The language grammar has rules for where statements are allowed 
and where expressions are allowed and you can't mix and match 
(unless the grammar has two rules, one allowing each type).


Anyway, the C comma expression is a combination of two other 
expressions where the first one is evaluated, but its value 
discarded, then the second part becomes the value of the whole 
expression.

a = 1, 2; // the 1 is discarded, so a == 2


It is actually the same as writing out:

1; // evaluate this then discard it
a = 2; // eval this and actually keep the value


The difference being that it is allowed in an expression context.

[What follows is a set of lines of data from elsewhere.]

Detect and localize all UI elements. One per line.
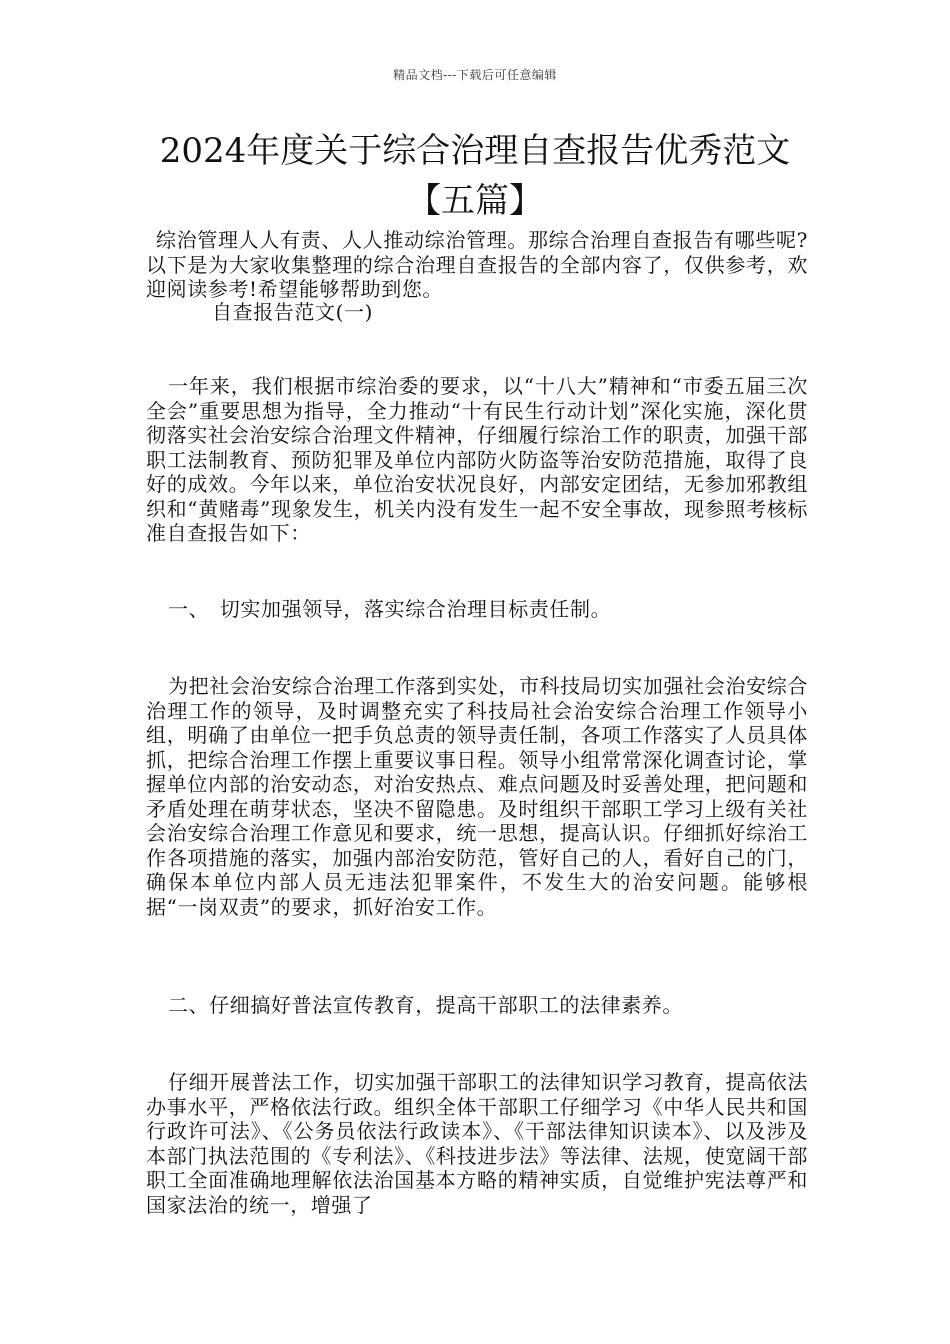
document-title: 2024年度关于综合治理自查报告优秀范文【五篇】 (159, 131, 791, 221)
paragraph-1: 一年来，我们根据市综治委的要求，以“十八大”精神和“市委五届三次全会”重要思想为指导，全力推动“十有民生行动计划”深化实施，深化贯彻落实社会治安综合治理文件精神，仔细履行综治工作的职责，加强干部职工法制教育、预防犯罪及单位内部防火防盗等治安防范措施，取得了良好的成效。今年以来，单位治安状况良好，内部安定团结，无参加邪教组织和“黄赌毒”现象发生，机关内没有发生一起不安全事故，现参照考核标准自查报告如下： (146, 374, 808, 545)
header-note: 精品文档---下载后可任意编辑 (393, 68, 557, 82)
section-heading-1: 一、 切实加强领导，落实综合治理目标责任制。 (168, 597, 612, 621)
section-heading-2: 二、仔细搞好普法宣传教育，提高干部职工的法律素养。 (168, 993, 683, 1017)
paragraph-2: 为把社会治安综合治理工作落到实处，市科技局切实加强社会治安综合治理工作的领导，及时调整充实了科技局社会治安综合治理工作领导小组，明确了由单位一把手负总责的领导责任制，各项工作落实了人员具体抓，把综合治理工作摆上重要议事日程。领导小组常常深化调查讨论，掌握单位内部的治安动态，对治安热点、难点问题及时妥善处理，把问题和矛盾处理在萌芽状态，坚决不留隐患。及时组织干部职工学习上级有关社会治安综合治理工作意见和要求，统一思想，提高认识。仔细抓好综治工作各项措施的落实，加强内部治安防范，管好自己的人，看好自己的门，确保本单位内部人员无违法犯罪案件，不发生大的治安问题。能够根据“一岗双责”的要求，抓好治安工作。 (146, 674, 808, 919)
paragraph-3: 仔细开展普法工作，切实加强干部职工的法律知识学习教育，提高依法办事水平，严格依法行政。组织全体干部职工仔细学习《中华人民共和国行政许可法》、《公务员依法行政读本》、《干部法律知识读本》、以及涉及本部门执法范围的《专利法》、《科技进步法》等法律、法规，使宽阔干部职工全面准确地理解依法治国基本方略的精神实质，自觉维护宪法尊严和国家法治的统一，增强了 (146, 1070, 808, 1217)
section-sub-heading: 自查报告范文(一) (212, 300, 374, 324)
intro-paragraph: 综治管理人人有责、人人推动综治管理。那综合治理自查报告有哪些呢?以下是为大家收集整理的综合治理自查报告的全部内容了，仅供参考，欢迎阅读参考!希望能够帮助到您。 (146, 228, 808, 301)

So that `return *ret = v, 1;`

Could just be written

*ret = v; // this is eval'ed and value discarded
return 1; // second part value is kept


And idk why they didn't just do that here. But the C thing is 
most commonly seen in a for loop:

for(a = 0, b = 0; a < 5; a++, b++) {}


because the grammar only allows an expression in each piece of 
the for loop, so you can't separate the two steps by semicolons 
like you do in different contexts.

> Can someone explain what comma expressions are and why they 
> don't work in D (or if the only doesn't work as returned values 
> from a function)?

D considers it a bit obscure and special-case to use the comma 
for. There was talk a while ago about making the comma do 
something else instead, but this never materialized.

But you can always write it out longer form, perhaps wrapping it 
in a function.

// what I would do here:
*ret = v;
return 1;

// or if you absolutely had to have it in an expression context:

return (){ *ret = v; return 1; }();


The nested function there explicitly does what the comma operator 
does and is allowed in expression context as well.